Located on the picturesque Place des Vosges in the Marais district of Paris, the Victor Hugo House pays tribute to the French poet and novelist famous for such classics as Les Miserables and The Hunchback of Notre-Dame. Today, the Hugo family apartment is a museum dedicated to the author’s life and works.
A visit to the Victor Hugo House is included in most guided tours of the Marais district and on literary tours of Paris. The museum focuses on his life before, during, and after his self-imposed exile from 1860s Napoleonic France. Visitors can tour the rooms—sumptuously decorated by Hugo himself, who had an interest in interior decor—in which he wrote and lived from 1832 to 1848, including the bed he passed away in from pneumonia.

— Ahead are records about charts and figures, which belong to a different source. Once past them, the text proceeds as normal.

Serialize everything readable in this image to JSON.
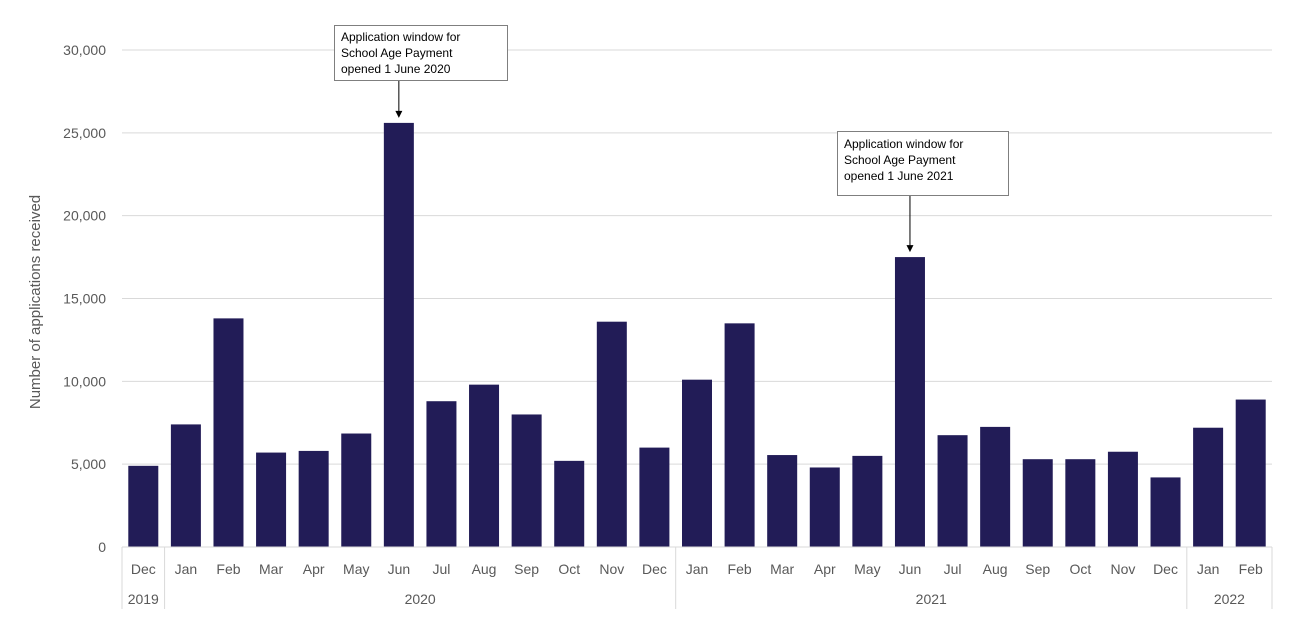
{
  "chart_data": {
    "type": "bar",
    "ylabel": "Number of applications received",
    "ylim": [
      0,
      30000
    ],
    "yticks": [
      0,
      5000,
      10000,
      15000,
      20000,
      25000,
      30000
    ],
    "ytick_labels": [
      "0",
      "5,000",
      "10,000",
      "15,000",
      "20,000",
      "25,000",
      "30,000"
    ],
    "grid": true,
    "bar_color": "#221c57",
    "categories": [
      "Dec",
      "Jan",
      "Feb",
      "Mar",
      "Apr",
      "May",
      "Jun",
      "Jul",
      "Aug",
      "Sep",
      "Oct",
      "Nov",
      "Dec",
      "Jan",
      "Feb",
      "Mar",
      "Apr",
      "May",
      "Jun",
      "Jul",
      "Aug",
      "Sep",
      "Oct",
      "Nov",
      "Dec",
      "Jan",
      "Feb"
    ],
    "values": [
      4900,
      7400,
      13800,
      5700,
      5800,
      6850,
      25600,
      8800,
      9800,
      8000,
      5200,
      13600,
      6000,
      10100,
      13500,
      5550,
      4800,
      5500,
      17500,
      6750,
      7250,
      5300,
      5300,
      5750,
      4200,
      7200,
      8900
    ],
    "year_groups": [
      {
        "label": "2019",
        "start": 0,
        "end": 0
      },
      {
        "label": "2020",
        "start": 1,
        "end": 12
      },
      {
        "label": "2021",
        "start": 13,
        "end": 24
      },
      {
        "label": "2022",
        "start": 25,
        "end": 26
      }
    ],
    "annotations": [
      {
        "target_index": 6,
        "lines": [
          "Application window for",
          "School Age Payment",
          "opened 1 June 2020"
        ]
      },
      {
        "target_index": 18,
        "lines": [
          "Application window for",
          "School Age Payment",
          "opened 1 June 2021"
        ]
      }
    ]
  }
}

The Victor Hugo House contains manuscripts and correspondence belonging to Hugo and even some first editions of his work. Temporary exhibitions pertain to the author’s life, and an immense library is open to the public by appointment.

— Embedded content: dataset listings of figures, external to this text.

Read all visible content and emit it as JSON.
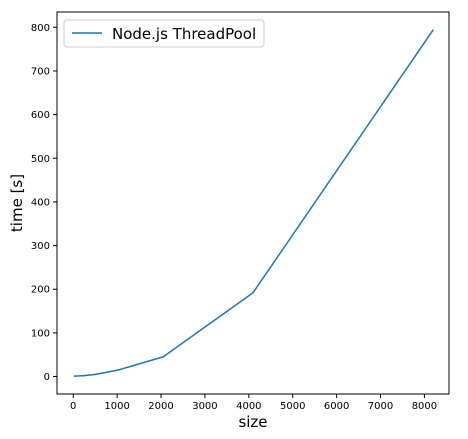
{
  "chart_data": {
    "type": "line",
    "title": "",
    "xlabel": "size",
    "ylabel": "time [s]",
    "xlim": [
      -370,
      8560
    ],
    "ylim": [
      -40,
      835
    ],
    "xticks": [
      0,
      1000,
      2000,
      3000,
      4000,
      5000,
      6000,
      7000,
      8000
    ],
    "yticks": [
      0,
      100,
      200,
      300,
      400,
      500,
      600,
      700,
      800
    ],
    "grid": false,
    "legend_position": "top-left",
    "series": [
      {
        "name": "Node.js ThreadPool",
        "color": "#1f77b4",
        "x": [
          32,
          256,
          512,
          1024,
          2048,
          4096,
          8192
        ],
        "y": [
          1,
          2,
          5,
          15,
          45,
          192,
          793
        ]
      }
    ]
  }
}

Things to Know Before You Go
- The Victor Hugo House is a must-see for literary buffs and Les Miserable fans.
- Admission to the permanent exhibit is free, but there is a charge to view the temporary exhibits.

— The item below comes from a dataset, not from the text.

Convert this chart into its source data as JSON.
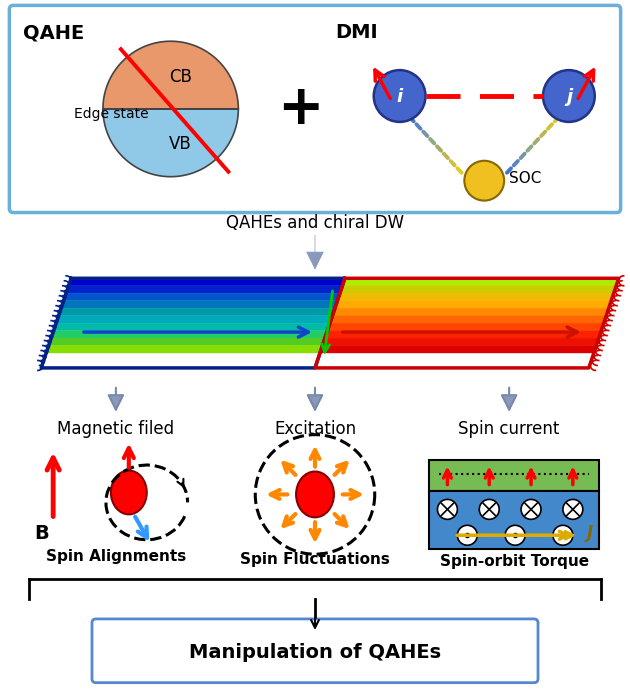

- The house is wheelchair accessible, and wheelchairs are available at the reception area.
How to Get There
The metro is the easiest way to get around Paris. Taking metro line 1, 5, or 8 to the Bastille stop will get you within a 5-minute walk of the Victor Hugo House. Driving is not recommended since finding parking is difficult, but parking spots are available at the museum for disabled visitors.
When to Get There
The Victor Hugo House is open to visitors daily except for Mondays and French holidays. If you’re interested in the temporary exhibits or talks and special workshops the museum organizes for young visitors, check the museum website to see what special events are happening during your visit.
The Place des Vosges
Originally known as the Place Royale, the Place des Vosges is the oldest planned square in Paris, built by Henri IV in the early 1600s. This beautifully manicured park, surrounded by 17th-century townhomes including the Victor Hugo House, is the perfect spot to enjoy a picnic lunch after touring the museum.